If you’re new to the North East, you might be surprised to learn that Sunderland is home to a few regional dishes that you’re unlikely to find anywhere else in the country. You might not have heard of some of them, and you might even struggle to spell a couple, but you can’t consider your time as a student here complete until you’ve tried them.

Watch as our students go on a Wearside culinary journey, and learn more about each dish below.


Panackelty

Panacalty, panaculty, panackerty, panaggie, panack… Mackems might not always agree on how to spell it, but they will agree that it is a well-loved, wholesome family meal.
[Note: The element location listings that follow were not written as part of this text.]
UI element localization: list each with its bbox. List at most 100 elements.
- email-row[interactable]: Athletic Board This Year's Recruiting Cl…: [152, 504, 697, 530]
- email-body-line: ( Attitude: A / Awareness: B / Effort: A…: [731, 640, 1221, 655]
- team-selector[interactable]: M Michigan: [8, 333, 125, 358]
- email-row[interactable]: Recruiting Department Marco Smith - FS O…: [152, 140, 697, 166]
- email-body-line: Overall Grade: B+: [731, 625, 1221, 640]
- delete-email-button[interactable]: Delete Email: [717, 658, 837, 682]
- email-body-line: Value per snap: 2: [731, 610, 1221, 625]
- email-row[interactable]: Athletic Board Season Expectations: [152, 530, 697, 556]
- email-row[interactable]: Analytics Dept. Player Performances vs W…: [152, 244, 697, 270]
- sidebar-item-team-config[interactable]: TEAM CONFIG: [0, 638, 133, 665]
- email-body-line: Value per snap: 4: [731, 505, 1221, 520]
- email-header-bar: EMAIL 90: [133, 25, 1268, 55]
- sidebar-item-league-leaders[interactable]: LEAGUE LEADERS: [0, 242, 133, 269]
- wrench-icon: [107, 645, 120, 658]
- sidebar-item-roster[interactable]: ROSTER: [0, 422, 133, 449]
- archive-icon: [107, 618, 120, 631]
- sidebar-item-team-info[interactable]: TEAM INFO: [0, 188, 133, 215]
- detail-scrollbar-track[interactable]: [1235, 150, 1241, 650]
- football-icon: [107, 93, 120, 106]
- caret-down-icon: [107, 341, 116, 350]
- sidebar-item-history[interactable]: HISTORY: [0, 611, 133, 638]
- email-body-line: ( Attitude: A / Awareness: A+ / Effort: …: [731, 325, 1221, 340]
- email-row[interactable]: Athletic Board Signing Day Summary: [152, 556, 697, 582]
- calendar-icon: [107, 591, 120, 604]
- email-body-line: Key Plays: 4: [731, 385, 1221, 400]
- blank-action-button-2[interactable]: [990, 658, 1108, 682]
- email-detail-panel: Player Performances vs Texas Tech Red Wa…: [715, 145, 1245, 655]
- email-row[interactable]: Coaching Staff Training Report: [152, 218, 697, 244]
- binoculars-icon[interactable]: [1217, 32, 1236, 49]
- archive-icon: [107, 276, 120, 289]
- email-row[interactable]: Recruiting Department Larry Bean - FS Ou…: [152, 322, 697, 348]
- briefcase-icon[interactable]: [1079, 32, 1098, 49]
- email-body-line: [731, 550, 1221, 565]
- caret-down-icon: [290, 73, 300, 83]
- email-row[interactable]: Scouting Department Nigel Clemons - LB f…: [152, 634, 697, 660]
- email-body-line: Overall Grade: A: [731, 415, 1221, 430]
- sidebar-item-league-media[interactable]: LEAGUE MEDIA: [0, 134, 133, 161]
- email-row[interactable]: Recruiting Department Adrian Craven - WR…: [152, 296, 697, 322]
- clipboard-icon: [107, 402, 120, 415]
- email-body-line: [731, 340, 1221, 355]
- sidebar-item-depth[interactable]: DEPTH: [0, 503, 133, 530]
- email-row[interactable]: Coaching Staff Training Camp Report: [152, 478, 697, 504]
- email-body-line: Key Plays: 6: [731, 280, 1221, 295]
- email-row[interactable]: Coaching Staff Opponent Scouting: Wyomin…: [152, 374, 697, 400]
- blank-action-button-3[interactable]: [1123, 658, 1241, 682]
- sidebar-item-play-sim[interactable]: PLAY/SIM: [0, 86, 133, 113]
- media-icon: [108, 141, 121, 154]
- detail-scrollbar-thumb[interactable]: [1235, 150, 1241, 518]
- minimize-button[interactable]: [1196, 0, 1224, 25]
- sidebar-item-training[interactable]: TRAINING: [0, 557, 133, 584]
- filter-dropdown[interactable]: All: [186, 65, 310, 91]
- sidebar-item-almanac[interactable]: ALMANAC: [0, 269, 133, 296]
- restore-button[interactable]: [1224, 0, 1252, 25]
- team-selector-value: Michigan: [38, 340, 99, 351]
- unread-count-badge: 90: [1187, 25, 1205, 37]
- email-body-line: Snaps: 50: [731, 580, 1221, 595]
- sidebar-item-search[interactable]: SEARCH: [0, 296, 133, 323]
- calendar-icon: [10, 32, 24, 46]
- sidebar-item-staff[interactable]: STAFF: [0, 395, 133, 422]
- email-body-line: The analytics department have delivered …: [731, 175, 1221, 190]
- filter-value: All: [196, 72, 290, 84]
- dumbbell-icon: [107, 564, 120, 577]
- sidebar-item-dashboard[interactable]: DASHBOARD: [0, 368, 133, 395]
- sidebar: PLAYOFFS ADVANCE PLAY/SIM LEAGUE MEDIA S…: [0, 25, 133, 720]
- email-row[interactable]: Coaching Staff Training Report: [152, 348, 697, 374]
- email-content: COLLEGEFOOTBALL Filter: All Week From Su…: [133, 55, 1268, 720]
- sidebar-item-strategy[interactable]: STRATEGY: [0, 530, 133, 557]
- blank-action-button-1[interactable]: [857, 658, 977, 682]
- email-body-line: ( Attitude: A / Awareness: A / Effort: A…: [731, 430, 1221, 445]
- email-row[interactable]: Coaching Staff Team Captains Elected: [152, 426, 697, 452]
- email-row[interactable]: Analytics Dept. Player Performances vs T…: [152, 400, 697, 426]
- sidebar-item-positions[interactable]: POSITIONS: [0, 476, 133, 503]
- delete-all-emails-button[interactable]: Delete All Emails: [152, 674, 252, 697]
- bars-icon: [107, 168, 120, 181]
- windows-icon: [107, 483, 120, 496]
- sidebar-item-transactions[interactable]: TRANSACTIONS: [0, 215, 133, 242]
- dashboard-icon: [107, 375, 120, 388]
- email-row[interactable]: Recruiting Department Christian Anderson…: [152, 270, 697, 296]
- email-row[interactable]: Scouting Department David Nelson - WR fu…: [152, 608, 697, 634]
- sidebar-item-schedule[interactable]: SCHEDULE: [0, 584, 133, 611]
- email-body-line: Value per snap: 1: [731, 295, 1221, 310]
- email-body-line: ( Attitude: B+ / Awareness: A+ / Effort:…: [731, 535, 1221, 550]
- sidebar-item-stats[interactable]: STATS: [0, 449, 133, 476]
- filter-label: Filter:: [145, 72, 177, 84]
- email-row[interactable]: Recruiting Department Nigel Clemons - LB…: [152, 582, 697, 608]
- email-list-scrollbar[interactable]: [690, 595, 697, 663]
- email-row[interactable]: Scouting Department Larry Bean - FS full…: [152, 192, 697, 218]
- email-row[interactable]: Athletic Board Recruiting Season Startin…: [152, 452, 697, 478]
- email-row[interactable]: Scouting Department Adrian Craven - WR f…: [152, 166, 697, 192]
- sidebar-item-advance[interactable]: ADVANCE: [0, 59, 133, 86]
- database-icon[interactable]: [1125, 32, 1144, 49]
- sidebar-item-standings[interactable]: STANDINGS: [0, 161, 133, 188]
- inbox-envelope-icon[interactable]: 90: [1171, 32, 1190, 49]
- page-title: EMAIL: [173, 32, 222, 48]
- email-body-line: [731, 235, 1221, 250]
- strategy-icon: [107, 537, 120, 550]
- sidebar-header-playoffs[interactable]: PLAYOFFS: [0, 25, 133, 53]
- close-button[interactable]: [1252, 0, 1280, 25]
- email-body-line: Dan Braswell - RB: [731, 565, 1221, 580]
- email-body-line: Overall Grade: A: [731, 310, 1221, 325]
This casserole dish originated as a way to use up leftover ingredients from a Sunday dinner, but usually contains corned beef, potatoes, onions and carrots.

Cheesy chip pie

Cheese… On chips… In a pie. It might sound like an odd combination, but Sunderland locals will swear by this Mackem creation. You’ll more than likely come across cheesy chips on a night on the town, but a cheesy chip pie is a much rarer offering, and one you’ll wonder why hasn’t caught on elsewhere.

Pease pudding and stottie

Don’t be fooled by the name – pease pudding isn’t a dessert. It’s a savoury dish, traditionally made from split yellow peas, water, salt and spices. To ‘stott’, in the North East, means to bounce, which is what this dense bread accompaniment should do if you drop it – hence the name stottie.

Saveloy dip

The ultimate Mackem indulgence. A saveloy dip, in simple terms, is a smoked sausage sandwich, but this being Sunderland, it’s no ordinary sandwich. Fill it with stuffing, pease pudding and mustard, before dipping the whole thing in gravy. Good luck not making a mess.

Pink slice

A straightforward name for a straightforward treat, but one which is pretty much universally loved here on Wearside. Pink icing covering a slice of two layers of shortbread separated by jam. Simple to make, delicious to eat.